The Center for Audit Quality Gallery on Corporate Governance

Problems of Performance

Crisis, Round 1


“While attorneys arguably have become too intimately involved in the business decisions of their public company clients, many Boards of Directors have maintained an unhealthy distance from the same. Boards – and particularly outside directors – were conceived of as the shareholders’ representative, yet too often, they are dominated by associates and friends of senior management. Moreover, board membership too frequently has been viewed by outsiders as an honor or a perk instead of a substantive job. Many outside directors have lacked expertise in the relevant industry, and in accounting and financial reporting issues. Thus, Boards were too rarely equipped to uncover and derail the determined efforts of management to cook a company’s books.”
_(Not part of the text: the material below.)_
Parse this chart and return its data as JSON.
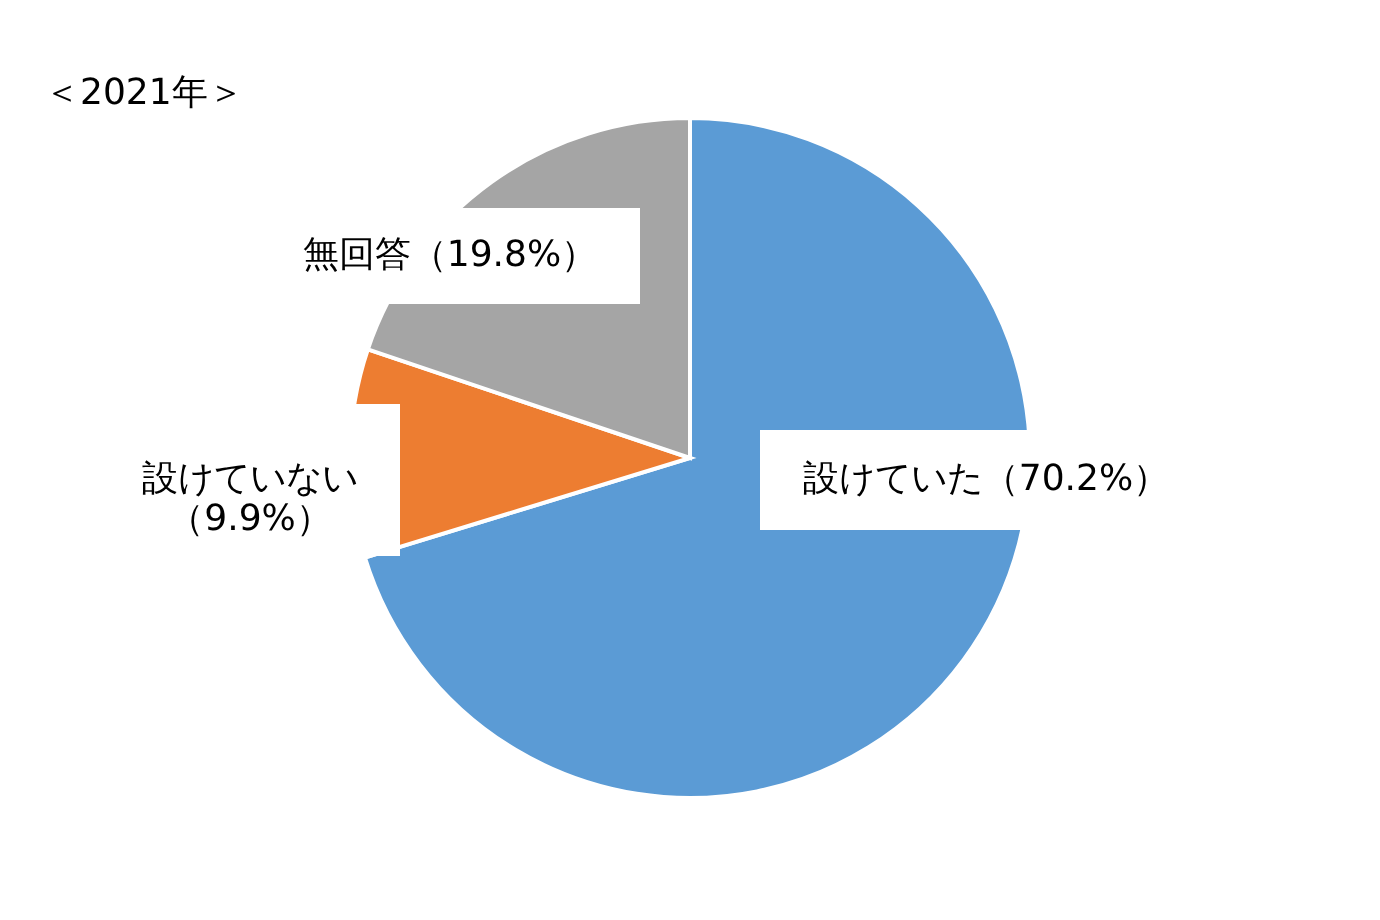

November 1, 2002 Speech by Stephen Cutler, Director, SEC Division of Enforcement at the University of Michigan Law School

The 2001 collapse of Enron and the bankruptcy of WorldCom the next year demonstrated what could happen when management made financial reporting a shell game and directors either overlooked or ignored it. The events gave fresh urgency to earlier initiatives by lawyers, accountants and regulators to better ensure financial statement integrity.42

The result was a groundswell of support for the reform of corporate governance standards and passage of the Sarbanes-Oxley Act in 2002, which imposed federal standards for business conduct, although it left states responsible for direct oversight. Sarbanes-Oxley also sought to improve financial reporting by obliging companies to regularly rotate audit partners and limit the non-audit services that accounting firms could offer. It required that audit committee members be independent directors, with at least one able to interpret financial statements. The audit committee received the power to hire and fire auditors, traditionally a management prerogative. Sarbanes-Oxley finally directed corporate executives to certify their financial reports and required auditors to certify internal controls over financial statement reporting.
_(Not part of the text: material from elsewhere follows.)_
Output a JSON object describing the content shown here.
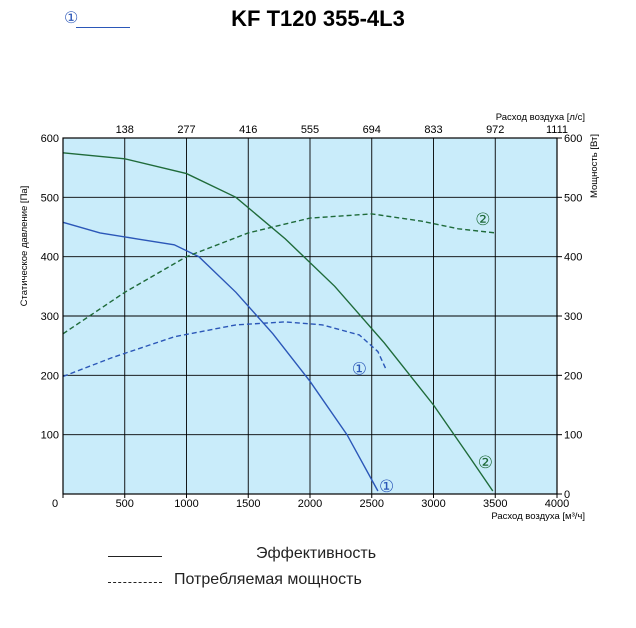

As state prerogatives were complemented by federal measures, industry efforts were stepped up. The New York Stock Exchange and NASDAQ revised their listing standards to require boards with a majority of outside directors, and audit, nominating, and compensation committees comprised entirely of independent directors.43

The accounting profession was hardest hit by the scandals. Arthur Andersen, auditor to both Enron and WorldCom, crumbled, turning the “Big Five” accounting firms into the “Big Four.” Sarbanes-Oxley established the Public Company Accounting Oversight Board to more effectively set and enforce standards governing audit firms. The profession itself worked to restore integrity to the audit, launching the non-profit Center for Audit Quality in 2007. With members, including large public company accounting firms, the organization sought to promulgate better practices and inform policy development. With corporate accountability scandals cutting a swath of devastation through the economy of the early 2000s, good corporate governance came in demand, as market participants increasingly integrated it into evaluations of corporate performance.44

(43)

May 31, 2013 Interview with Alan Beller. See, for example, pertinent New York Stock Exchange listing standards.

(44)

June 17, 2013 Interview with Harvey Goldschmid; January 31, 2007 Washington Post, “Accounting Firms Form Policy Group.”